The Deployment Diaries: Part Four

Well, ladies and gentlemen. D-Day has come and gone. For OPSEC reasons, I stopped posting on this platform because I wasn’t sure what I could and couldn’t post. I won’t get into any of that, but I will get into my feelings. Ew. I know.

Today is our one year wedding anniversary. It took me an embarrassingly long time to write this post because I didn’t know how to sort out how I was feeling. I didn’t know what to say.

A quarter-life crisis is brewing in my life. You know how people have a mid-life crisis and get their nose pierced or a boob job? Yeah, I think I’m going to have one of those,  but like, quit my job or something completely overdramatic and chaotic. My entire life is off. Today, I was lecturing my AP Lang & Comp class and thought about how I was on autopilot delivering a hyper-positive, canned message about the purpose of databases and their use in college.

I started questioning why the hell I even teach. I pondered if it makes me happy. Or if I’m even good at it.  Or whether I’m “PC” enough for it. All of this is a cover-up for the real crisis happening in my life.

The hardest part of deployment will be the time difference. For example, I get done with work at 4:30 pm and its 12:30 am there. When I get home from work, the house will be empty and cold. I’m still working through everything on my end.

I didn’t realize how many different goodbyes there would be. There’s the goodbye when he left for MOAB training. The goodbye when I went to see him on his 4 days of leave. The digital goodbye when he shut off his phone service. The “goodnight” message that didn’t get responded to because he didn’t have WiFi and was busy at work.

Nobody told me how much it would absolutely suck falling in love with a military boy.
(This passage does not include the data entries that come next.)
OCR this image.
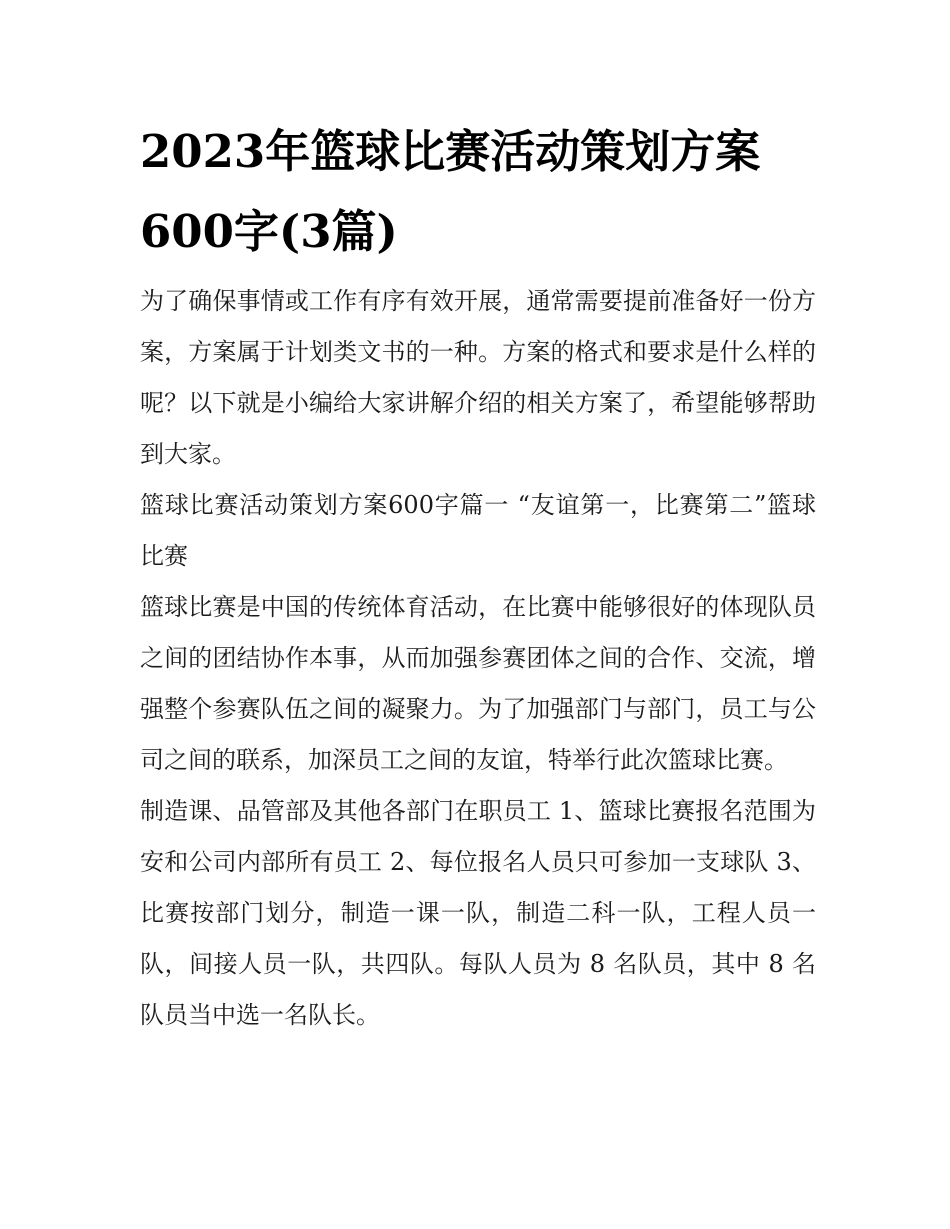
2023年篮球比赛活动策划方案600字(3篇)

为了确保事情或工作有序有效开展，通常需要提前准备好一份方案，方案属于计划类文书的一种。方案的格式和要求是什么样的呢？以下就是小编给大家讲解介绍的相关方案了，希望能够帮助到大家。

篮球比赛活动策划方案600字篇一 “友谊第一，比赛第二”篮球比赛

篮球比赛是中国的传统体育活动，在比赛中能够很好的体现队员之间的团结协作本事，从而加强参赛团体之间的合作、交流，增强整个参赛队伍之间的凝聚力。为了加强部门与部门，员工与公司之间的联系，加深员工之间的友谊，特举行此次篮球比赛。

制造课、品管部及其他各部门在职员工 1、篮球比赛报名范围为安和公司内部所有员工 2、每位报名人员只可参加一支球队 3、比赛按部门划分，制造一课一队，制造二科一队，工程人员一队，间接人员一队，共四队。每队人员为 8 名队员，其中 8 名队员当中选一名队长。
But, I wouldn’t change a single day of our story. _U3A2419

“Cause I’m carryin’ your love with me
From West Virginia down to Tennessee
I’ll be movin’ with the good lord speed, carryin’ your love with me
It’s my strength for holdin’ on
Every minute that I have to be gone
I’ll have everything I’ll ever need
Carryin’ your love with me.”

-George Strait

 

The Deployment Diaries: Part Three (D-Day)

Pulling into an Army base parking lot and seeing a full-grown man crying while holding his adult son is not the way I wanted to start my morning. I immediately looked away because I felt my own knotted throat start to throb.  One deep breath in and one deep breath out was going to be the only way I could keep my shit together today. It didn’t work, needless to say, but I’m proud of how I handled myself this weekend.

Wednesday night after volleyball practice I got in my car and drove 5.5 hours south to Josh’s unit in Illinois. There has been an immense amount of tension and anticipation for this day for months now, and I still wasn’t ready for it. No amount of preparation could have helped me be fully ready to say goodbye to my best friend because there’s never enough time.

The following day was the awards ceremony and Family Event which was a picnic at the local park. Many times throughout the day, I had to stop myself from thinking Man, I don’t even want to be here.  I wanted my life to go back to normal and wake up in bed with Josh by my side as if none of this had ever happened. But that’s not my current reality, and it’s better to embrace the moments I had left with him instead of fighting the inevitable.  I didn’t want to leave with any regrets or anything left unsaid.

This morning at 5 am, my alarm decides it’s time for me to wake up after a night of restless sleep in order to drive Josh to his unit a short 20-minute drive away from our hotel. I wouldn’t trade those last 20 minutes for anything! I saw this post today that said: “The only value that deployment brings to a relationship is you get to experience your first kiss all over again.” That. Slapped. Hard. 12 months and counting down until I get to experience my first kiss – like Josh and I are 20 years old again.  Those last few moments of ours together were also shared by a hundred or so other people also sharing emotional goodbyes with their soldier.

It’s an interesting dichotomy because I felt so isolated inside of his embrace while being surrounded by people who were experiencing the same exact thing. I never understood the concept of the world falling away and turning hazy until nothing else mattered except for Josh and I. That moment. I literally felt my heart burst into a million pieces that would not and could not be remedied by any person except for him.

At this point, I feel utterly heartbroken. I understand it’s not logical to think this way, but I truly feel a loss – like a death in the family that needs to be mourned.

This whole blog post sounds very short and to the point… Unemotional. Unintentional. I’m really just trying my best to process everything right now.

“Kiss me hard before you go
Summertime sadness
I just wanted you to know
That baby, you the best”

-Lana Del Rey

 

**edit** for OPSEC reasons, I waited to post this.